Moving from one pro to another, I jump into the Nissan GT-R piloted by Brian Heitkotter. He’s a pro driver for Nissan who started his racing career in the virtual world of Gran Turismo. He entered the GT Academy contest, where tens of thousands of virtual racers competed in the game for a spot on the real-world Nissan racing team. After winning the contest, Heitkotter went on to make the podium at the 2012 24 Hours of Dubai — not bad for a guy who honed his skills on a gaming system. Heitkotter is scary fast in the GT-R; he flies through Road America’s four miles, all the while casually making small talk about GT Academy and racing as if we were cruising to pick up milk at the corner store.
The hot laps with the pros are thrilling, but I want back behind the wheel. I see an unoccupied white Lexus IS-F sitting like a pretty girl all alone at a dance. The IS-F has stellar handling in the turns, a ton of power on the straights and one of the best engine notes I hear all day. And it’s flat-out fast. I’m not three quarters of the way done with the lap before I’m coming up on the tail of the car in front: a Lexus GS350.
After my lap in the Jaguar XKR-S, it’s on to the 2012 Porsche 911 Carrera S. I hop in next to David Donohue, a race car driver in the Grand-Am Rolex Sports Car series who won the 24 Hours of Daytona in a Porsche (as did his legendary father Mark some 40 years earlier). Donohue explains the Porsche’s PDK dual-clutch transmission, which in a nutshell means the 911 has the next gear up or down already available as you accelerate or decelerate, creating ultra-quick shifts.

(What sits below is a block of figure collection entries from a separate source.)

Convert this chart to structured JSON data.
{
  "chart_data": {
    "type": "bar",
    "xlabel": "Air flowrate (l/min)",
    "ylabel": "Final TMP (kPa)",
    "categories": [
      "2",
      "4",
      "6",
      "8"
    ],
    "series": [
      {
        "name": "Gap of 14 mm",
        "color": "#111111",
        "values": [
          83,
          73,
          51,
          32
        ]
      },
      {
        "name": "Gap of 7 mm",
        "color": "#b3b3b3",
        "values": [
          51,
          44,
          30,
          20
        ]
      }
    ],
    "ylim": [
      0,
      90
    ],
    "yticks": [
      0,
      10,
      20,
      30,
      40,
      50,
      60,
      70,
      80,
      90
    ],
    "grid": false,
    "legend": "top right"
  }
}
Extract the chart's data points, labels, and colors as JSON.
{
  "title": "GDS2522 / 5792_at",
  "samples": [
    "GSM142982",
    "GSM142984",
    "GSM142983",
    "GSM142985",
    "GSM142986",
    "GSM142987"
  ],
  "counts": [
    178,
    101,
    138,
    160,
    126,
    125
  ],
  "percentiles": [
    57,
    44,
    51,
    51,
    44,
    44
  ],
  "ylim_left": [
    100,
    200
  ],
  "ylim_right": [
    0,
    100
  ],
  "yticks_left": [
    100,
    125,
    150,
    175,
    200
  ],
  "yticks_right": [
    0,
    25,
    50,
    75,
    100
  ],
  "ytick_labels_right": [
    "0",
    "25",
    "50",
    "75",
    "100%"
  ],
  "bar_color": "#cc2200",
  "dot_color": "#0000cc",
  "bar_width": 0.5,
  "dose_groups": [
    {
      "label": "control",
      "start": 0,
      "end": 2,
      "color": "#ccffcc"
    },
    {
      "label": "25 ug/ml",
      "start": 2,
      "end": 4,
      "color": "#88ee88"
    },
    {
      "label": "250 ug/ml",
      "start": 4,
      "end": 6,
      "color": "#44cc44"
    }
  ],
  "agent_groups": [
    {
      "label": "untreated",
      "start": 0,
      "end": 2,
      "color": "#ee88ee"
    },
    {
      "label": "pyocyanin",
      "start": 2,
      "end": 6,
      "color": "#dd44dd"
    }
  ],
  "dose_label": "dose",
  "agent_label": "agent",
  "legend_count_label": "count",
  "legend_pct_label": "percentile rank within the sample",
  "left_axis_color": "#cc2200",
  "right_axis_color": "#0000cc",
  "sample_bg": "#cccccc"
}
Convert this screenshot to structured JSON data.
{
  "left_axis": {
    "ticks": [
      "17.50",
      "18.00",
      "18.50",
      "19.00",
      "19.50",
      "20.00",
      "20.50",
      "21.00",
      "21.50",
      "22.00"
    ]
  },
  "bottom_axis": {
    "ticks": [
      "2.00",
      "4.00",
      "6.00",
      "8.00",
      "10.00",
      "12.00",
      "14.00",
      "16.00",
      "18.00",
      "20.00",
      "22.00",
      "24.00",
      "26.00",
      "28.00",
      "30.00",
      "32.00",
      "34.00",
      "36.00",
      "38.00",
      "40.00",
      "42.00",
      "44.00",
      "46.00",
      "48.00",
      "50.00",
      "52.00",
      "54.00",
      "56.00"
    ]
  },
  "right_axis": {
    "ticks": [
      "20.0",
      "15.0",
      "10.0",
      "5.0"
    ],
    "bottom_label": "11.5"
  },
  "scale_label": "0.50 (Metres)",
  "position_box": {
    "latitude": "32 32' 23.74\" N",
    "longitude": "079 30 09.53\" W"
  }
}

The 911 also has launch control, so even a neophyte can get off the line like Helio Castroneves. Under Donohue’s instruction, I forgo everything I learned in driver’s ed and simultaneously floor the gas and press the brake. I wait a moment until the “launch” signal appears on the instrument panel. I pull off the brake and the 911 jumps off the line, pinning me back into the seat. I take the first few turns cautiously until Donohue tells me to push it harder. He has me braking later into turns and accelerating sooner out. I’m driving the 911 much more aggressively than I would have by myself. “Don’t lift,” Donohue says, so I mash the gas and we whistle down the back straightaway. “How did you like the PDK shifts?” Donohue asks when we return. He answers his own question: “You feel like a hero from the sound of the engine.” He’s not kidding.
Another heroic vehicle is the Mercedes-Benz SLK 55 AMG convertible. As I slide into the cockpit, the previous driver is marveling at the Mercedes. “It’s one of the best of the day,” he says. “I caught a BMW by turn five and couldn’t go fast. I want a do-over.” Sorry, buddy, my turn. He’s right; the SLK 55 is a joy to drive, as any roadster worth its salt should be. It handles brilliantly through the turns and I push it hard through Kettle Bottoms. I don’t reach Jaguar speeds, but 130 miles per hour with the top down is plenty fast to get my pulse high into the triple digits.
I get the chance to get some driving tips from GingerMan Raceway’s Mirenda, and he advises steering more smoothly. I spend my final leisurely laps trying to follow his advice. A spin in a metallic red 2012 Mustang GT gives me a chance to enjoy the V8’s beautiful muscle car baritone, while the all-new 2012 Mazda CX-5 compact crossover is surprisingly quick and agile enough to have fun, especially in the curves — a great buy for lead-footed soccer moms.
I round out the day enjoying the amazing track with two powerful, fun-to-drive American revivals: a slick black-and-gray Dodge Challenger SRT8 and Ford’s ballsy Taurus SHO. The perfect ending to an epic day at Road America.